Coffee Talk: A Day in the Life

November 20, 2008 at 2:49 pm (apprenticeship, becca giles, kingdom)

I listened to a woman from Mars Hill Church in Seattle doing a message on “Soul Talk v. Self Talk” the other day. I was really convicted this week that often when I’m having coffee dates with my friends, hitting the range of discipling scenarios: formal, informal, group or just a catch up, I love to steer the conversation back to me. There’s the strategy, “oh yeah, I know what you feel. That happened to me when…” which is much more obvious. But then there are the more subtle ways that I like to draw the attention away from myself and then become a hero to the friend. ‘Let me fix you’ my words suggest. I learned a long time ago to veer from advice-giving, and lean into question-asking as a technique to really hear the other person. But then, I quickly go in my head analyzing the situation…what wounds does she have as a child, which actually distracts me from my friend rather than actually loving him/her. And when I ask the question, ‘am I blessing this person?’ I can walk away believing ‘yes’ but I’m getting more and more convinced that the answer is frequently ‘no’. I am putting myself as the answer to all their problems rather than Jesus!

This week I have had two really good conversations where I KNOW the Spirit was directing me. I prayed for my friends as I heard them talk, asking God what would YOU have me say to this person? How can I demonstrate your love for my friend and help recenter both of our lives on YOU, rather that what I can do for the person. One of the jewels of wisdom in the talk I listened to, and also one I have heard at different points of my apprenticeship year is this: ‘what would it look like for this person to be completely wrapped up and in love with Jesus alone?’ and that means that we have to have our imaginations increased. What would a fully redeemed, passionate and free woman look like in the person of ___? (because we are all created differently, which is another reason to believe that person x may not be designed exactly me!)

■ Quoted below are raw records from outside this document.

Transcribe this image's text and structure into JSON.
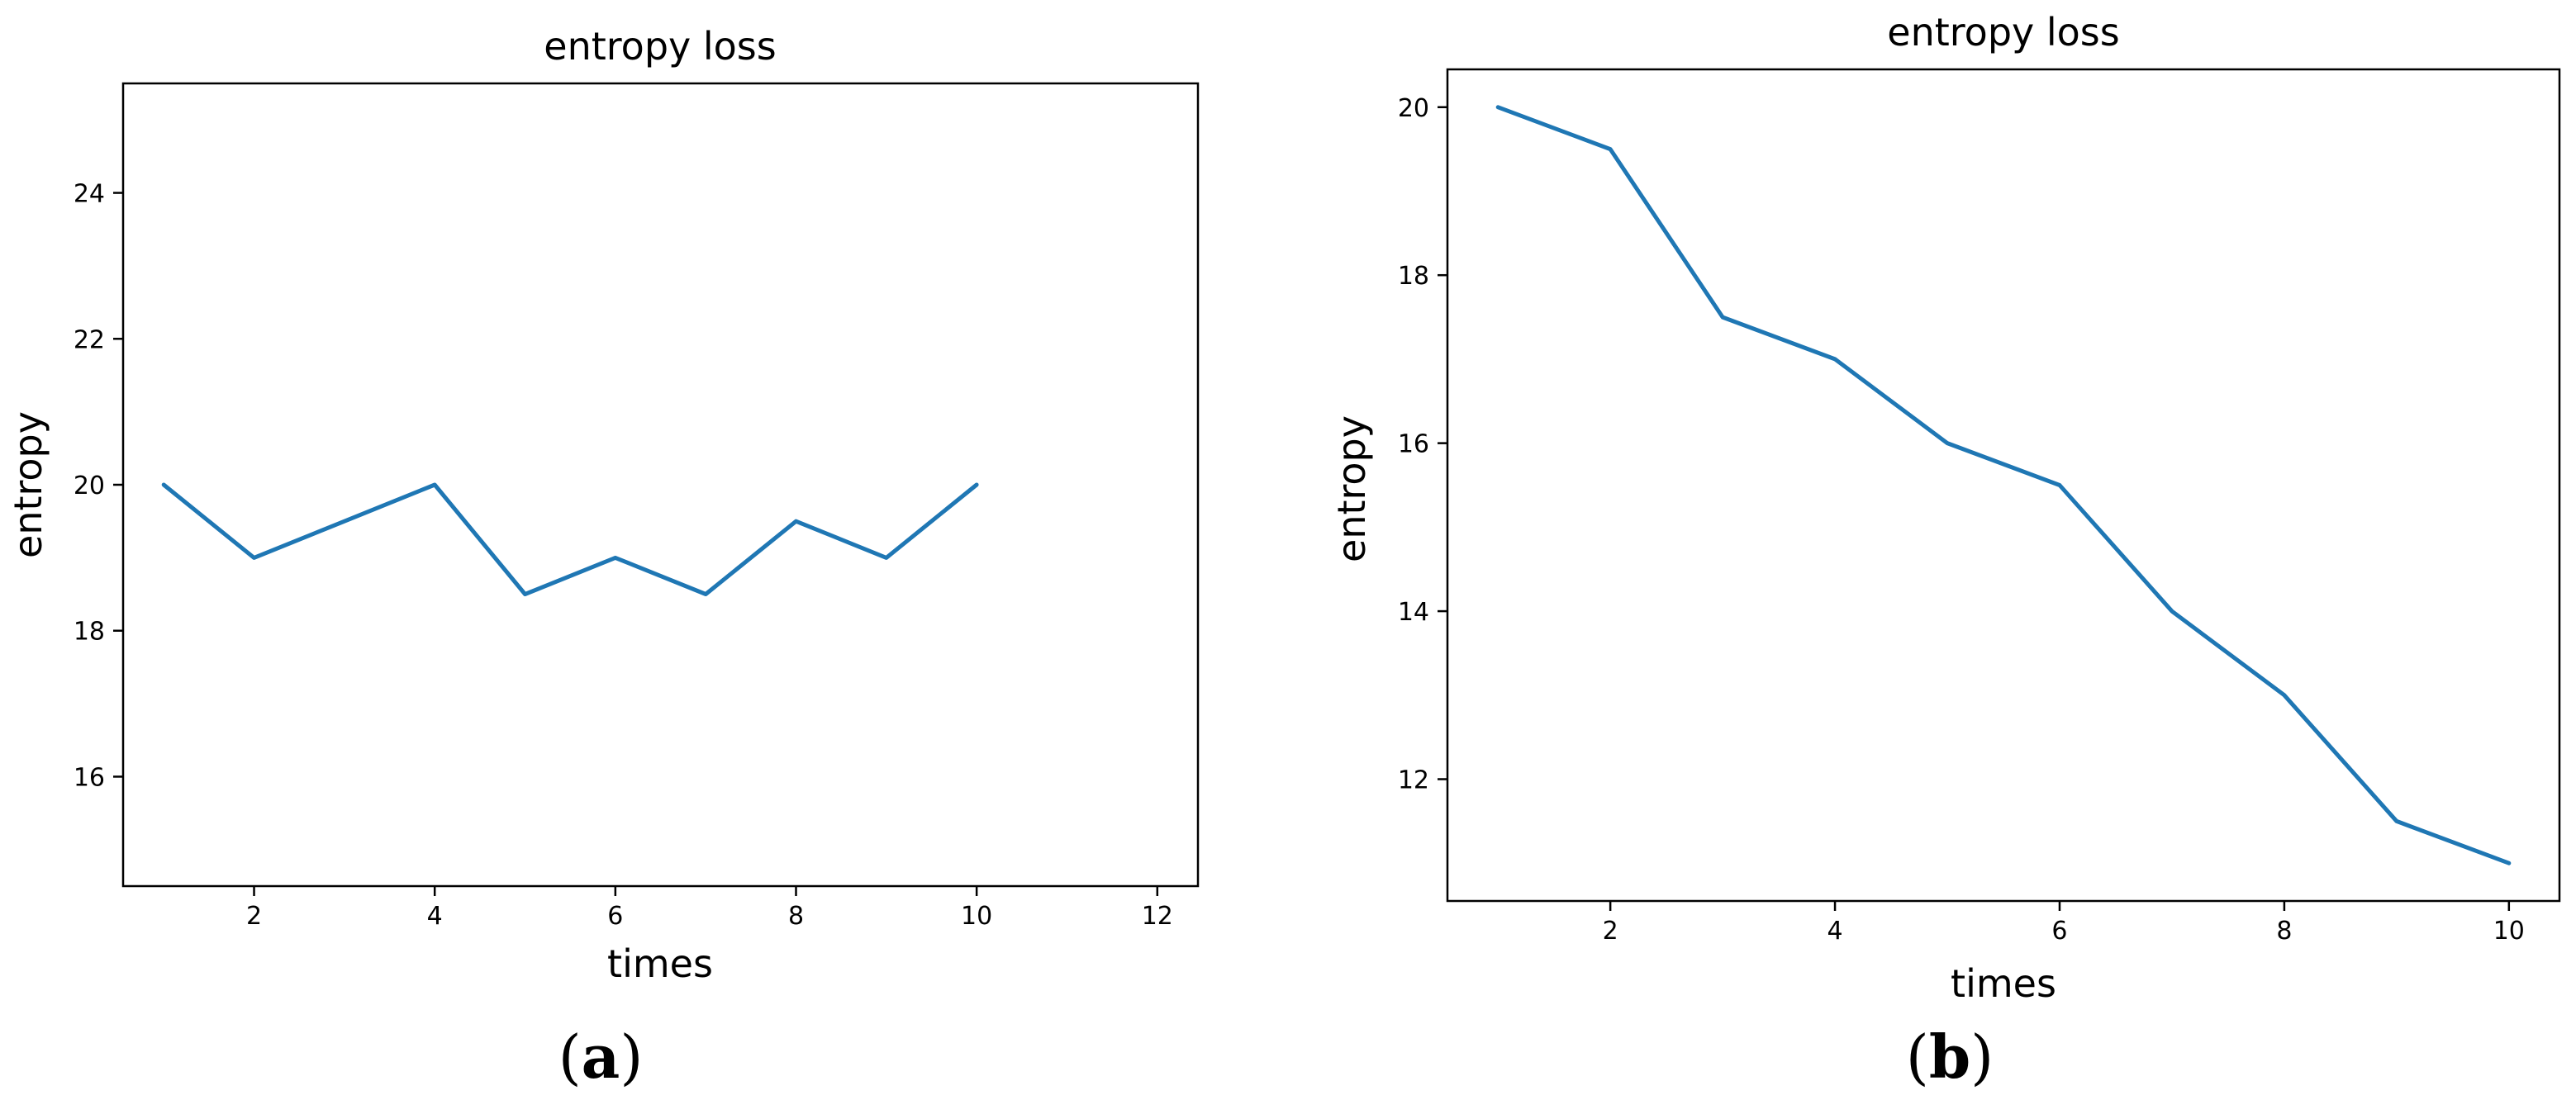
{
  "colors": {
    "series": "#1f77b4"
  },
  "chart_data": [
    {
      "type": "line",
      "panel_label": "a",
      "title": "entropy loss",
      "xlabel": "times",
      "ylabel": "entropy",
      "xlim": [
        0.55,
        12.45
      ],
      "ylim": [
        14.5,
        25.5
      ],
      "xticks": [
        2,
        4,
        6,
        8,
        10,
        12
      ],
      "yticks": [
        16,
        18,
        20,
        22,
        24
      ],
      "grid": false,
      "legend": "none",
      "x": [
        1,
        2,
        3,
        4,
        5,
        6,
        7,
        8,
        9,
        10
      ],
      "series": [
        {
          "values": [
            20,
            19,
            19.5,
            20,
            18.5,
            19,
            18.5,
            19.5,
            19,
            20
          ]
        }
      ]
    },
    {
      "type": "line",
      "panel_label": "b",
      "title": "entropy loss",
      "xlabel": "times",
      "ylabel": "entropy",
      "xlim": [
        0.55,
        10.45
      ],
      "ylim": [
        10.55,
        20.45
      ],
      "xticks": [
        2,
        4,
        6,
        8,
        10
      ],
      "yticks": [
        12,
        14,
        16,
        18,
        20
      ],
      "grid": false,
      "legend": "none",
      "x": [
        1,
        2,
        3,
        4,
        5,
        6,
        7,
        8,
        9,
        10
      ],
      "series": [
        {
          "values": [
            20,
            19.5,
            17.5,
            17,
            16,
            15.5,
            14,
            13,
            11.5,
            11
          ]
        }
      ]
    }
  ]
}
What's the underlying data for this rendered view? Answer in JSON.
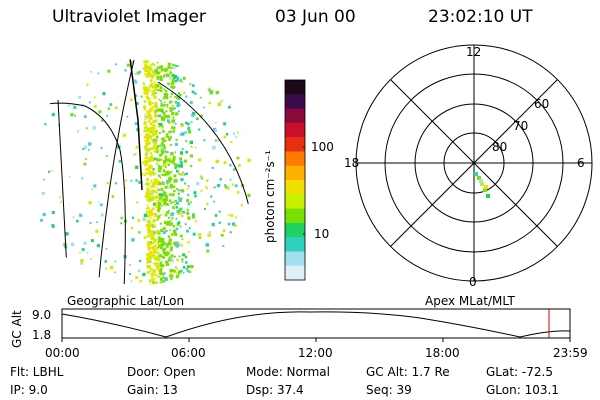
{
  "header": {
    "title": "Ultraviolet Imager",
    "date": "03 Jun 00",
    "time": "23:02:10 UT"
  },
  "colorbar": {
    "label": "photon cm⁻²s⁻¹",
    "ticks": [
      "100",
      "10"
    ],
    "scale": "log",
    "colors": [
      "#1a0a1a",
      "#3a0a4a",
      "#8a0a3a",
      "#c8102a",
      "#e83010",
      "#ff7a00",
      "#ffb000",
      "#f0e000",
      "#c8f000",
      "#78e000",
      "#20d060",
      "#30d0c0",
      "#a0e0f0",
      "#e0f0f8"
    ]
  },
  "labels": {
    "geo_title": "Geographic Lat/Lon",
    "apex_title": "Apex MLat/MLT"
  },
  "polar_plot": {
    "mlt_labels": [
      "12",
      "18",
      "6",
      "0"
    ],
    "lat_labels": [
      "60",
      "70",
      "80"
    ]
  },
  "timeline": {
    "ylabel": "GC Alt",
    "ytick_top": "9.0",
    "ytick_bottom": "1.8",
    "xticks": [
      "00:00",
      "06:00",
      "12:00",
      "18:00",
      "23:59"
    ],
    "marker_color": "#cc0000"
  },
  "info": {
    "flt": "Flt: LBHL",
    "ip": "IP:  9.0",
    "door": "Door: Open",
    "gain": "Gain: 13",
    "mode": "Mode: Normal",
    "dsp": "Dsp:    37.4",
    "gcalt": "GC Alt: 1.7 Re",
    "seq": "Seq: 39",
    "glat": "GLat: -72.5",
    "glon": "GLon: 103.1"
  }
}
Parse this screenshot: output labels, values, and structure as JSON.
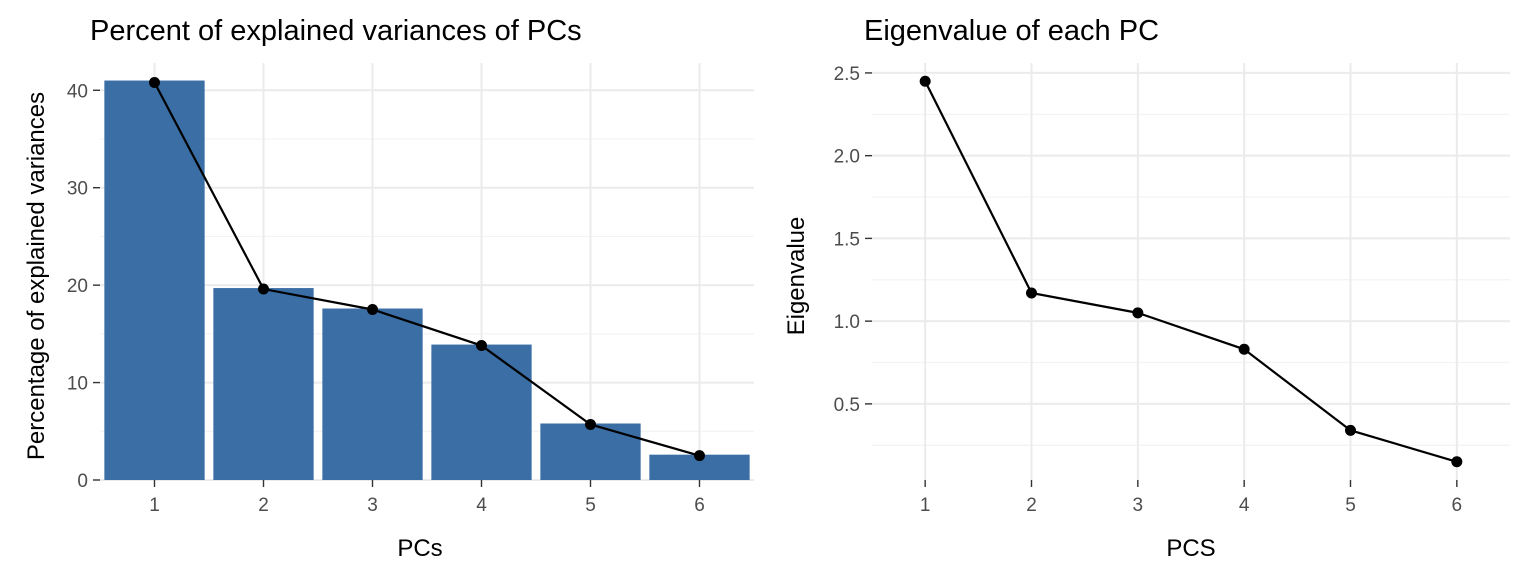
{
  "chart_data": [
    {
      "type": "bar",
      "title": "Percent of explained variances of PCs",
      "xlabel": "PCs",
      "ylabel": "Percentage of explained variances",
      "categories": [
        "1",
        "2",
        "3",
        "4",
        "5",
        "6"
      ],
      "values": [
        41.0,
        19.7,
        17.6,
        13.9,
        5.8,
        2.6
      ],
      "line_values": [
        40.8,
        19.6,
        17.5,
        13.8,
        5.7,
        2.5
      ],
      "ylim": [
        0,
        42.8
      ],
      "yticks": [
        0,
        10,
        20,
        30,
        40
      ],
      "grid": true,
      "bar_color": "#3A6EA5",
      "line_color": "#000000"
    },
    {
      "type": "line",
      "title": "Eigenvalue of each PC",
      "xlabel": "PCS",
      "ylabel": "Eigenvalue",
      "x": [
        1,
        2,
        3,
        4,
        5,
        6
      ],
      "xticks": [
        "1",
        "2",
        "3",
        "4",
        "5",
        "6"
      ],
      "values": [
        2.45,
        1.17,
        1.05,
        0.83,
        0.34,
        0.15
      ],
      "ylim": [
        0.04,
        2.56
      ],
      "yticks": [
        0.5,
        1.0,
        1.5,
        2.0,
        2.5
      ],
      "ytick_labels": [
        "0.5",
        "1.0",
        "1.5",
        "2.0",
        "2.5"
      ],
      "grid": true,
      "line_color": "#000000"
    }
  ]
}
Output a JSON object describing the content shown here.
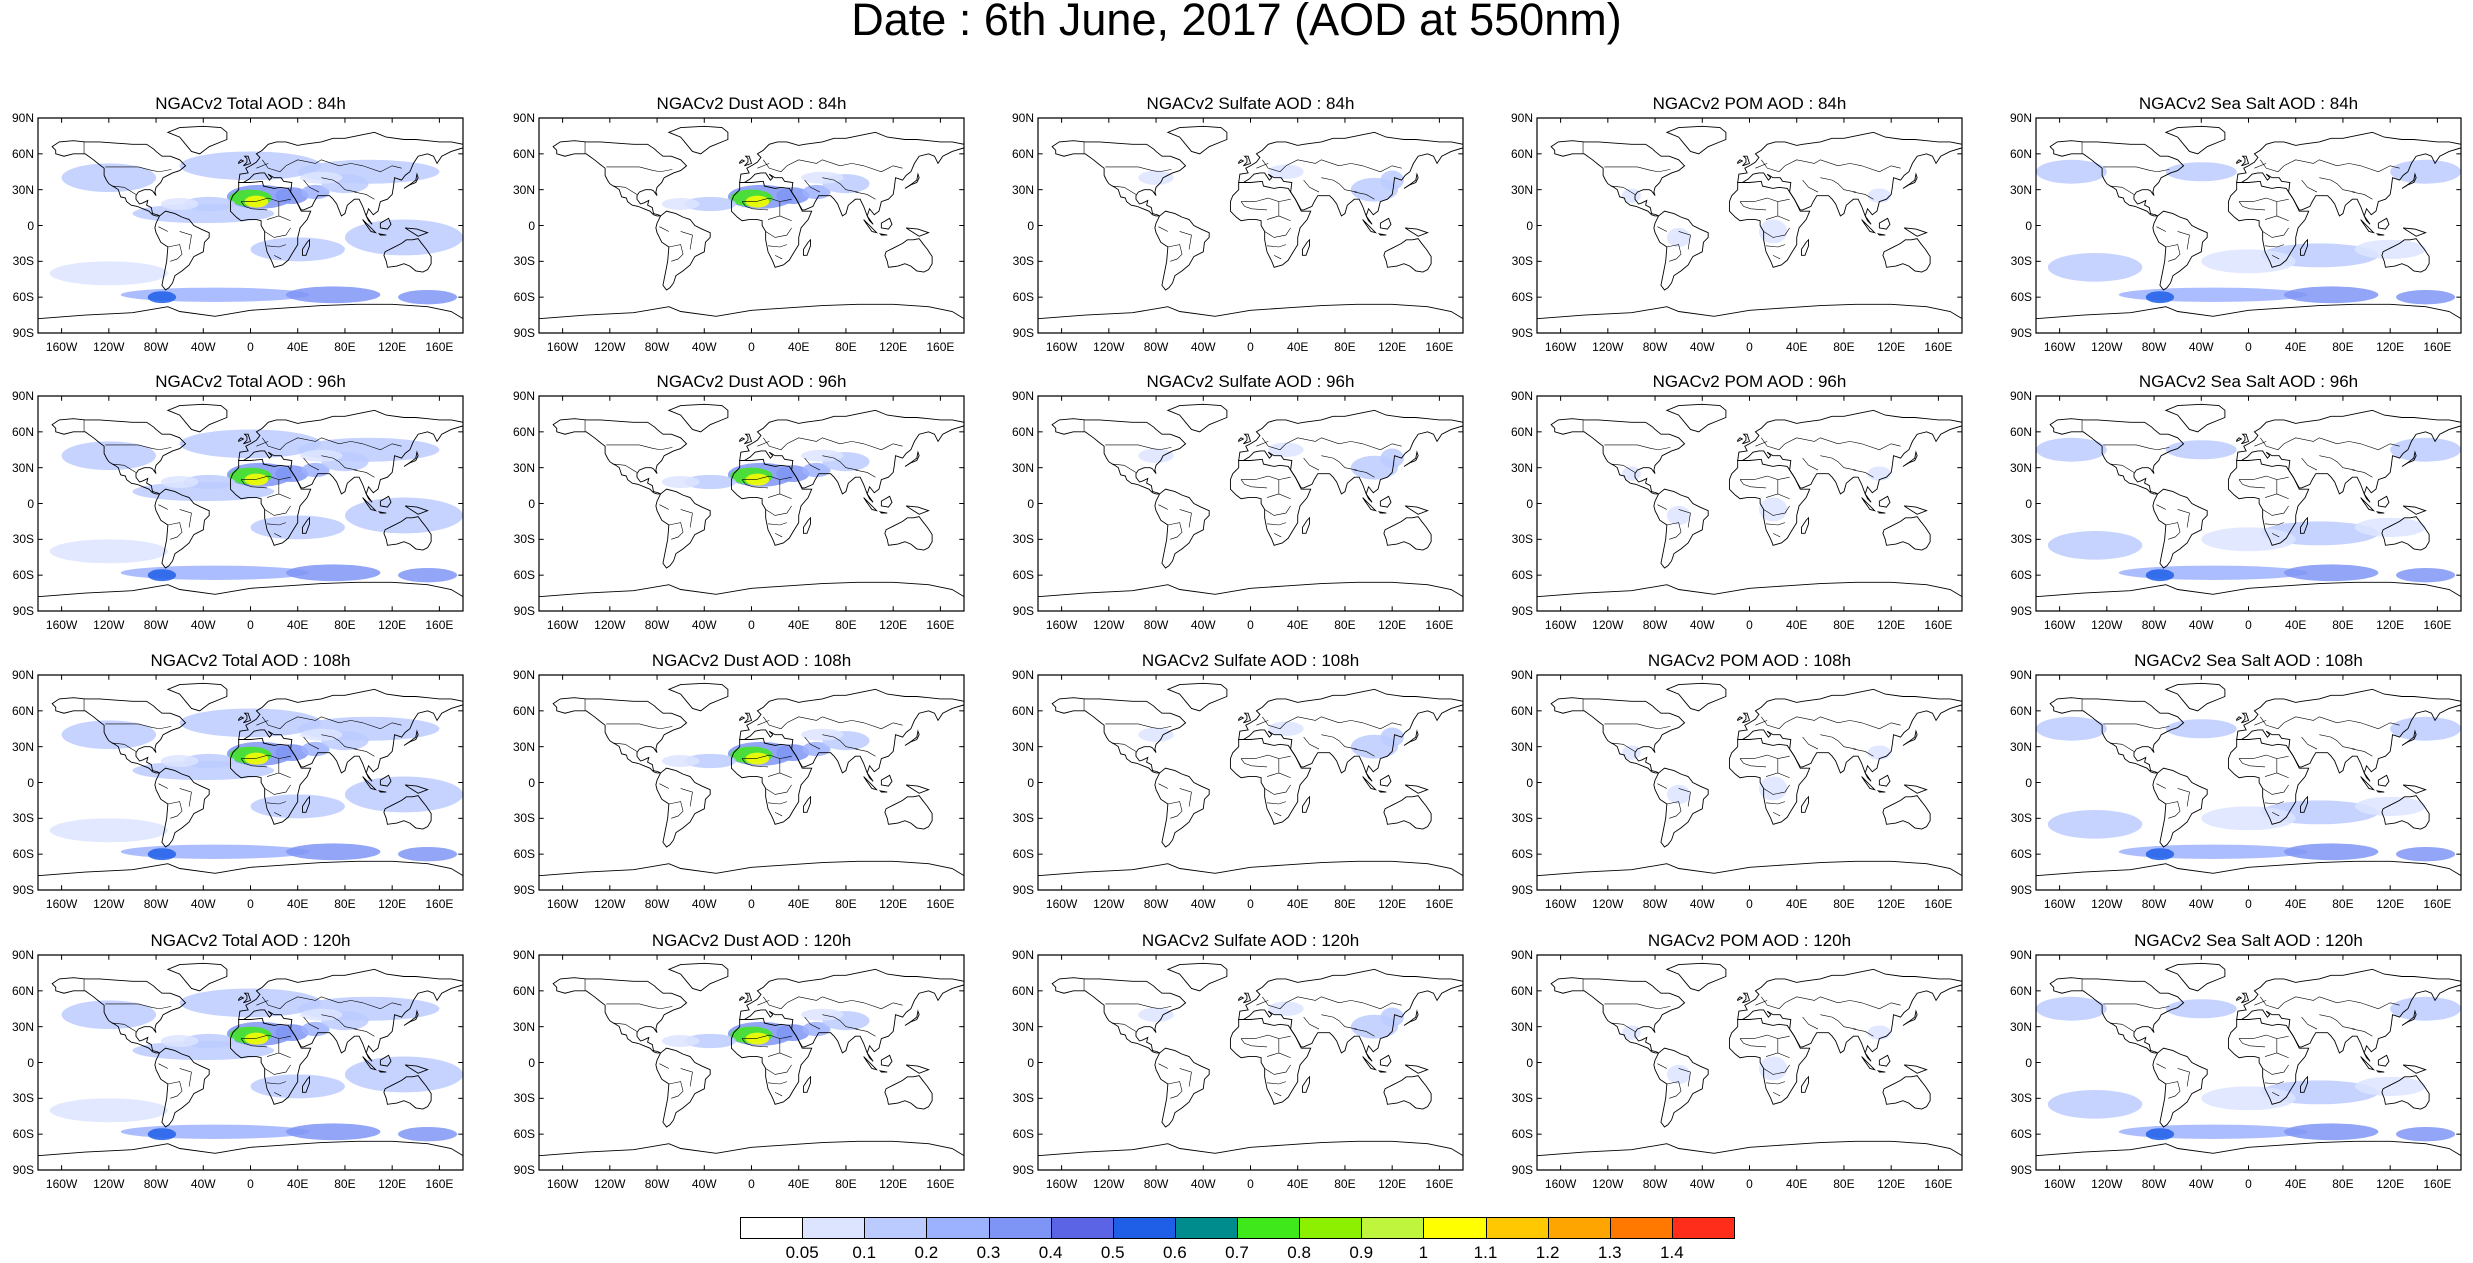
{
  "title": "Date : 6th June, 2017 (AOD at 550nm)",
  "panel_titles": [
    [
      "NGACv2 Total AOD : 84h",
      "NGACv2 Dust AOD : 84h",
      "NGACv2 Sulfate AOD : 84h",
      "NGACv2 POM AOD : 84h",
      "NGACv2 Sea Salt AOD : 84h"
    ],
    [
      "NGACv2 Total AOD : 96h",
      "NGACv2 Dust AOD : 96h",
      "NGACv2 Sulfate AOD : 96h",
      "NGACv2 POM AOD : 96h",
      "NGACv2 Sea Salt AOD : 96h"
    ],
    [
      "NGACv2 Total AOD : 108h",
      "NGACv2 Dust AOD : 108h",
      "NGACv2 Sulfate AOD : 108h",
      "NGACv2 POM AOD : 108h",
      "NGACv2 Sea Salt AOD : 108h"
    ],
    [
      "NGACv2 Total AOD : 120h",
      "NGACv2 Dust AOD : 120h",
      "NGACv2 Sulfate AOD : 120h",
      "NGACv2 POM AOD : 120h",
      "NGACv2 Sea Salt  AOD : 120h"
    ]
  ],
  "lat_ticks": [
    "90N",
    "60N",
    "30N",
    "0",
    "30S",
    "60S",
    "90S"
  ],
  "lon_ticks": [
    "160W",
    "120W",
    "80W",
    "40W",
    "0",
    "40E",
    "80E",
    "120E",
    "160E"
  ],
  "colorbar": {
    "labels": [
      "0.05",
      "0.1",
      "0.2",
      "0.3",
      "0.4",
      "0.5",
      "0.6",
      "0.7",
      "0.8",
      "0.9",
      "1",
      "1.1",
      "1.2",
      "1.3",
      "1.4"
    ],
    "colors": [
      "#ffffff",
      "#dce4ff",
      "#bccbff",
      "#9db2ff",
      "#7f95f5",
      "#5c64e6",
      "#1f5fe8",
      "#008c8c",
      "#3ee81a",
      "#8cf000",
      "#bff53c",
      "#ffff00",
      "#ffc800",
      "#ffa500",
      "#ff7800",
      "#ff2d1a"
    ]
  }
}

And that of course leads me to the question- what would MY life look life if I was totally resting in Jesus’s love? If I saw Him alone as the source of identity and Truth? One answer is that I wouldn’t need other people to think, wow, Rebecca is such a great friend. And I would long for others to be caught up in the good news of Jesus and his resurrection which invites us into full life!! It’s a much bigger story than the one my life and my conversations seem to be telling at present. And that one is much more beautiful and exciting.

And it’s all part of my job- I think I have the best job in the world!!

Becca Giles is from Charlottesville, VA and graduated from UVA ‘06. She participated in the summer internship ‘05-06 and moved to Ireland in May 2007 and is finishing her second year of the apprenticeship, through August 2009.